# My friend didnt get referral bonus but i did?



## Aharm (Aug 14, 2015)

I referred my friend for 700 bonus. He finished last thursday, i got my bonus right away but he has yet to get his. And under the invites section of the app it shows him completed but with a 0 dollar reward...

Anyone know wtf is going on?


----------



## tohunt4me (Nov 23, 2015)

Uber is breaking him in.


----------



## tohunt4me (Nov 23, 2015)

Uber : Taste the Disappointment.


----------



## crazy916 (Jul 6, 2016)

It was the tricky new wording of the bonus for new driver. This is no longer a sign up bonus, but a guaranteed earning for new drivers. The new one says you are guaranteed to earn x amount after you first y trips. In my area it is $700 for 100 trips. After your first 100 trips they take your net earnings and subtract it from the guaranteed amount and pay out the difference.
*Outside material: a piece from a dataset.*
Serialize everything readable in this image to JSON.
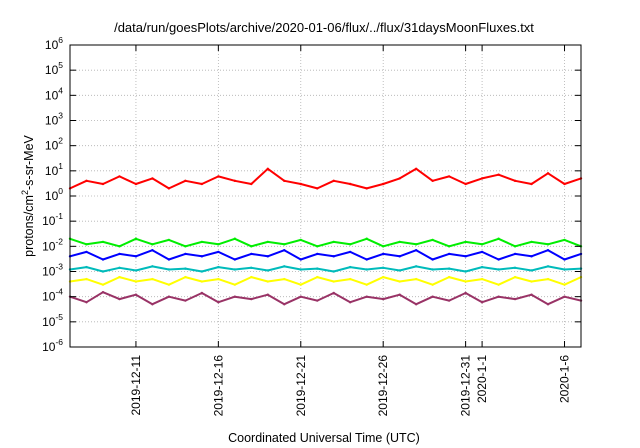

Your friend most likely earned more the guaranteed amount. He will get nothing more.


----------



## Xmikem1967x (Sep 13, 2016)

I am a new driver and this happened to me I was supposed to get a hundred bucks after my first 50 rides they took my net earnings and ended up giving me 43 but because of the wording of the email I *****ed and complained and complained and *****ed I probably sent them 20 emails back and forth I end up getting my other $57 you have to fight them you have to not give up eventually it will take care of you


----------



## Fireguy50 (Nov 23, 2015)

No bonus, I'm shocked, SHOCKED!


----------



## firent (Aug 29, 2016)

Aharm said:


> I referred my friend for 700 bonus. He finished last thursday, i got my bonus right away but he has yet to get his. And under the invites section of the app it shows him completed but with a 0 dollar reward...
> 
> Anyone know wtf is going on?


LOL


----------



## ChortlingCrison (Mar 30, 2016)

Aharm said:


> I referred my friend for 700 bonus. He finished last thursday, i got my bonus right away but he has yet to get his. And under the invites section of the app it shows him completed but with a 0 dollar reward...
> 
> Anyone know wtf is going on?


It's ubers way of giving him the "red" carpet treatment.


----------



## ShinyAxle (Aug 27, 2016)

Why are you (comments) people so sullied? Why do you bag on Uber, and continue to drive for them?


----------



## Xmikem1967x (Sep 13, 2016)

Actually I really wasn't bagging on uber but I was saying how I'm not going to put up with anybody saying one thing and then doing another especially when it comes to the money that I'm trying to make for my family if you make a commitment you should follow through if you don't follow through you're going to hear from it from me until you give me what you promised me. If it would have been communicated that it wasn't a guaranteed bonus that it was actually a guaranteed Revenue subtracted from what you really made then I wouldn't have missed it all because I would have known what I was getting myself into.


----------



## Xmikem1967x (Sep 13, 2016)

I can only speak for myself but if you are truthful and upfront with me you will get much more respect and understanding from me , rather than BS me and say one thing but do another.


----------



## crazy916 (Jul 6, 2016)

The money isn't too bad and there is nothing wrong with holding someone to their word. Especially when it come to money that you are owed. I have had to fight several times to get paid incentives by uber. If you don't back dowb eventually they will pay.


----------